I’ve got a lot of experience in shock, vibration, and acoustics analysis/test/design for aerospace applications. Missiles, jet engines, aircraft, etc. This industry is starting to feel like middle class welfare, and I want to see what options I have in tech. Looking around I’ve seen jobs like mechanical/hardware engineering for, say, speaker/acoustic design or shock/vibration mitigation of consumer electronics, and I think those may be a fit. Question really is, anyone who works in a field like this or knows people who do, what backgrounds do those engineers have? Are there plenty of aerospace/defense transplants? And further, any advice on how to “break in” to the industry from where I am? What types of job titles/keywords should I look for? I’ve consistently been a top, top performer at every aerospace company I’ve worked at. I’m starting to come to terms with the fact that, if you’re the smartest person in the room, you’re in the wrong room. TC: 108K YOE: 7 years / BSME #tech #aviation
Big tech (Apple, Meta Reality Labs, Google Hardware, Amazon Lab126, etc) stereotypically has generalists (from usually top engineering schools) on the product design mechanical engineering side. Meaning they generally want someone familiar with how to design for a drop event, talk PCB design with the EEs, injection molding tool design with your Asian counterparts, and tit for tat trade fundamentals with whatever physicists or specialist design the specific function you’re working on. All in one person. This is why in general it’s difficult for someone not having that breadth, specifically aerospace where your development cycle is in years to decades, to get a big tech mechanical. However the more specialized the group is, the less this is true. For example, there’s many more transplants from aerospace into the reliability groups, to do things like test for shock and vibe.
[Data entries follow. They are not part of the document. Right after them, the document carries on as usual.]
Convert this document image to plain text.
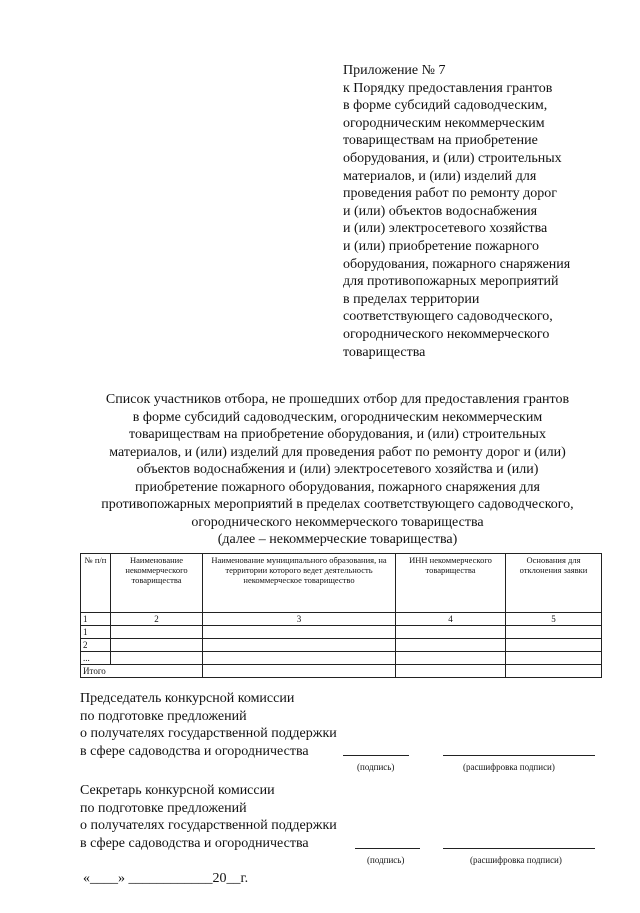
Приложение № 7
к Порядку предоставления грантов
в форме субсидий садоводческим,
огородническим некоммерческим
товариществам на приобретение
оборудования, и (или) строительных
материалов, и (или) изделий для
проведения работ по ремонту дорог
и (или) объектов водоснабжения
и (или) электросетевого хозяйства
и (или) приобретение пожарного
оборудования, пожарного снаряжения
для противопожарных мероприятий
в пределах территории
соответствующего садоводческого,
огороднического некоммерческого
товарищества
Список участников отбора, не прошедших отбор для предоставления грантов
в форме субсидий садоводческим, огородническим некоммерческим
товариществам на приобретение оборудования, и (или) строительных
материалов, и (или) изделий для проведения работ по ремонту дорог и (или)
объектов водоснабжения и (или) электросетевого хозяйства и (или)
приобретение пожарного оборудования, пожарного снаряжения для
противопожарных мероприятий в пределах соответствующего садоводческого,
огороднического некоммерческого товарищества
(далее – некоммерческие товарищества)
№ п/п	Наименование некоммерческого товарищества	Наименование муниципального образования, на территории которого ведет деятельность некоммерческое товарищество	ИНН некоммерческого товарищества	Основания для отклонения заявки
1	2	3	4	5
1				
2				
...				
Итого				
Председатель конкурсной комиссии
по подготовке предложений
о получателях государственной поддержки
в сфере садоводства и огородничества
(подпись)	(расшифровка подписи)
Секретарь конкурсной комиссии
по подготовке предложений
о получателях государственной поддержки
в сфере садоводства и огородничества
(подпись)	(расшифровка подписи)
«____» ____________20__г.
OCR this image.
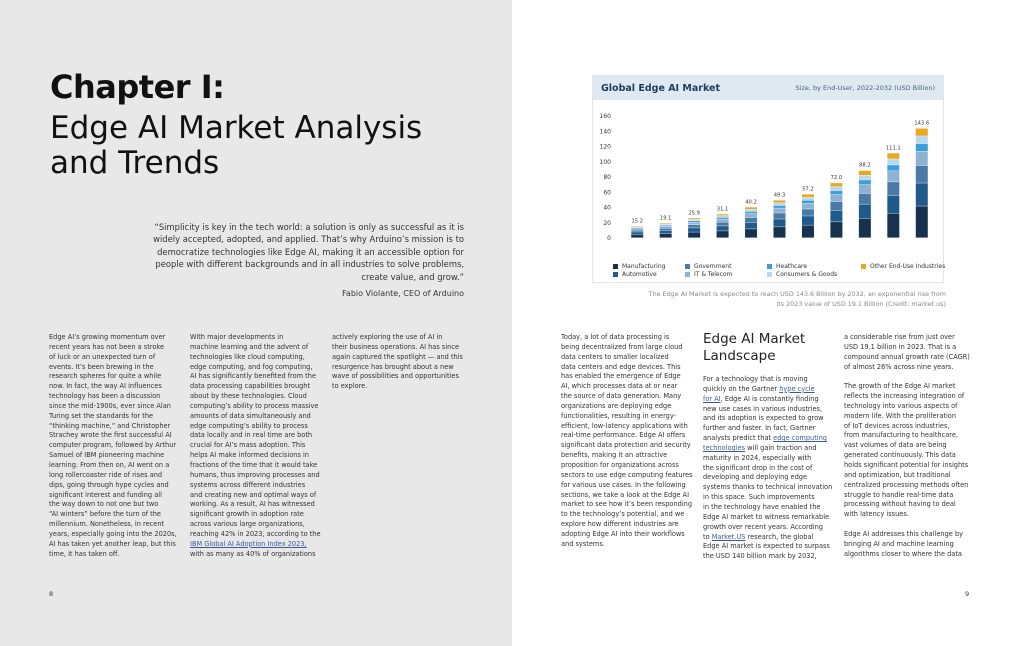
Chapter I:
Edge AI Market Analysis and Trends
“Simplicity is key in the tech world: a solution is only as successful as it is widely accepted, adopted, and applied. That’s why Arduino’s mission is to democratize technologies like Edge AI, making it an accessible option for people with different backgrounds and in all industries to solve problems, create value, and grow.”
Fabio Violante, CEO of Arduino
Edge AI’s growing momentum over
recent years has not been a stroke
of luck or an unexpected turn of
events. It’s been brewing in the
research spheres for quite a while
now. In fact, the way AI influences
technology has been a discussion
since the mid-1900s, ever since Alan
Turing set the standards for the
“thinking machine,” and Christopher
Strachey wrote the first successful AI
computer program, followed by Arthur
Samuel of IBM pioneering machine
learning. From then on, AI went on a
long rollercoaster ride of rises and
dips, going through hype cycles and
significant interest and funding all
the way down to not one but two
“AI winters” before the turn of the
millennium. Nonetheless, in recent
years, especially going into the 2020s,
AI has taken yet another leap, but this
time, it has taken off.
With major developments in
machine learning and the advent of
technologies like cloud computing,
edge computing, and fog computing,
AI has significantly benefited from the
data processing capabilities brought
about by these technologies. Cloud
computing’s ability to process massive
amounts of data simultaneously and
edge computing’s ability to process
data locally and in real time are both
crucial for AI’s mass adoption. This
helps AI make informed decisions in
fractions of the time that it would take
humans, thus improving processes and
systems across different industries
and creating new and optimal ways of
working. As a result, AI has witnessed
significant growth in adoption rate
across various large organizations,
reaching 42% in 2023, according to the
IBM Global AI Adoption Index 2023,
with as many as 40% of organizations
actively exploring the use of AI in
their business operations. AI has since
again captured the spotlight — and this
resurgence has brought about a new
wave of possibilities and opportunities
to explore.
8
Today, a lot of data processing is
being decentralized from large cloud
data centers to smaller localized
data centers and edge devices. This
has enabled the emergence of Edge
AI, which processes data at or near
the source of data generation. Many
organizations are deploying edge
functionalities, resulting in energy-
efficient, low-latency applications with
real-time performance. Edge AI offers
significant data protection and security
benefits, making it an attractive
proposition for organizations across
sectors to use edge computing features
for various use cases. In the following
sections, we take a look at the Edge AI
market to see how it’s been responding
to the technology’s potential, and we
explore how different industries are
adopting Edge AI into their workflows
and systems.
For a technology that is moving
quickly on the Gartner hype cycle
for AI, Edge AI is constantly finding
new use cases in various industries,
and its adoption is expected to grow
further and faster. In fact, Gartner
analysts predict that edge computing
technologies will gain traction and
maturity in 2024, especially with
the significant drop in the cost of
developing and deploying edge
systems thanks to technical innovation
in this space. Such improvements
in the technology have enabled the
Edge AI market to witness remarkable
growth over recent years. According
to Market.US research, the global
Edge AI market is expected to surpass
the USD 140 billion mark by 2032,
a considerable rise from just over
USD 19.1 billion in 2023. That is a
compound annual growth rate (CAGR)
of almost 26% across nine years.

The growth of the Edge AI market
reflects the increasing integration of
technology into various aspects of
modern life. With the proliferation
of IoT devices across industries,
from manufacturing to healthcare,
vast volumes of data are being
generated continuously. This data
holds significant potential for insights
and optimization, but traditional
centralized processing methods often
struggle to handle real-time data
processing without having to deal
with latency issues.

Edge AI addresses this challenge by
bringing AI and machine learning
algorithms closer to where the data
9
Edge AI Market
Landscape
Global Edge AI Market	Size, by End-User, 2022-2032 (USD Billion)
0
20
40
60
80
100
120
140
160
15.2	19.1
25.9
31.1
40.2
49.3
57.2
72.0
88.2
111.1
143.6
Manufacturing
Automotive
Government
IT & Telecom
Heathcare
Consumers & Goods
Other End-Use Industries
The Edge AI Market is expected to reach USD 143.6 Billion by 2032, an exponential rise from its 2023 value of USD 19.1 Billion (Credit: market.us)
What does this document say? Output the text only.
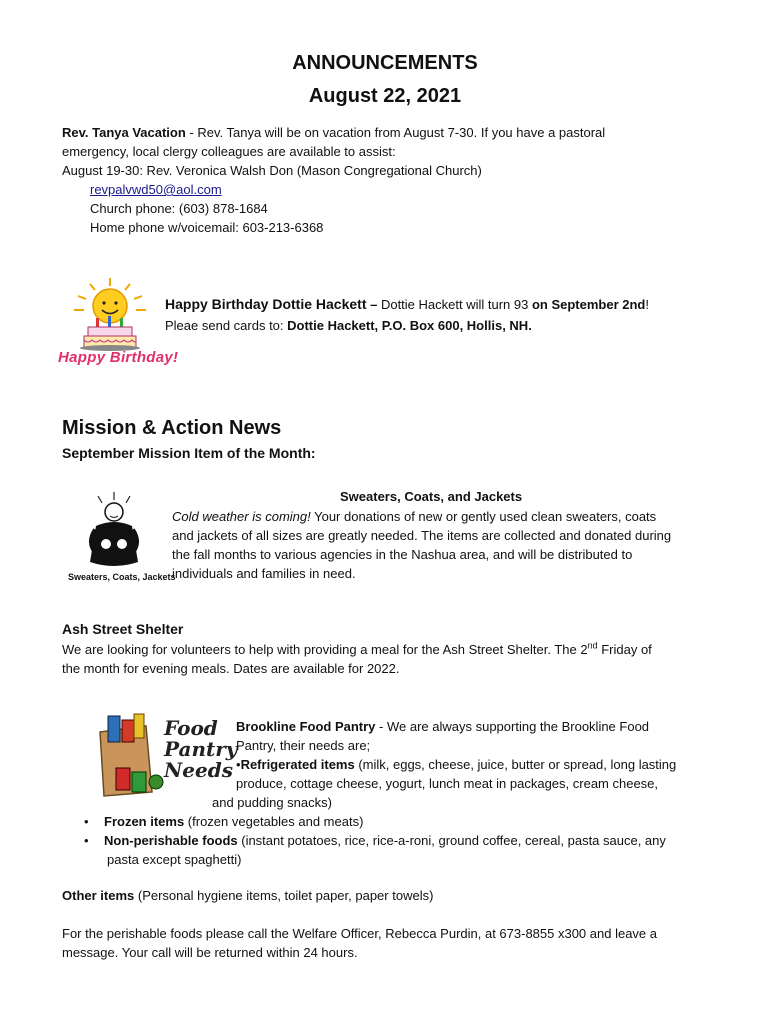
ANNOUNCEMENTS
August 22, 2021
Rev. Tanya Vacation - Rev. Tanya will be on vacation from August 7-30. If you have a pastoral
emergency, local clergy colleagues are available to assist:
August 19-30: Rev. Veronica Walsh Don (Mason Congregational Church)
revpalvwd50@aol.com
Church phone: (603) 878-1684
Home phone w/voicemail: 603-213-6368
Happy Birthday!
Happy Birthday Dottie Hackett – Dottie Hackett will turn 93 on September 2nd!
Pleae send cards to: Dottie Hackett, P.O. Box 600, Hollis, NH.
Mission & Action News
September Mission Item of the Month:
Sweaters, Coats, Jackets
Sweaters, Coats, and Jackets
Cold weather is coming! Your donations of new or gently used clean sweaters, coats
and jackets of all sizes are greatly needed. The items are collected and donated during
the fall months to various agencies in the Nashua area, and will be distributed to
individuals and families in need.
Ash Street Shelter
We are looking for volunteers to help with providing a meal for the Ash Street Shelter. The 2nd Friday of
the month for evening meals. Dates are available for 2022.
Food
Pantry
Needs
Brookline Food Pantry - We are always supporting the Brookline Food
Pantry, their needs are;
•Refrigerated items (milk, eggs, cheese, juice, butter or spread, long lasting
produce, cottage cheese, yogurt, lunch meat in packages, cream cheese,
and pudding snacks)
• Frozen items (frozen vegetables and meats)
• Non-perishable foods (instant potatoes, rice, rice-a-roni, ground coffee, cereal, pasta sauce, any
pasta except spaghetti)
Other items (Personal hygiene items, toilet paper, paper towels)
For the perishable foods please call the Welfare Officer, Rebecca Purdin, at 673-8855 x300 and leave a
message. Your call will be returned within 24 hours.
So your luck will be better for the support groups over the core design ones, but you never know until you try!
I started as an aerospace engineer, but quickly pivoted into roles where I was dealing more with math, and now I work in AIML. I think if you start interviewing, you can get into a position where you at least know what those companies are looking for, and how to position yourself to get the experience you need to appeal to them.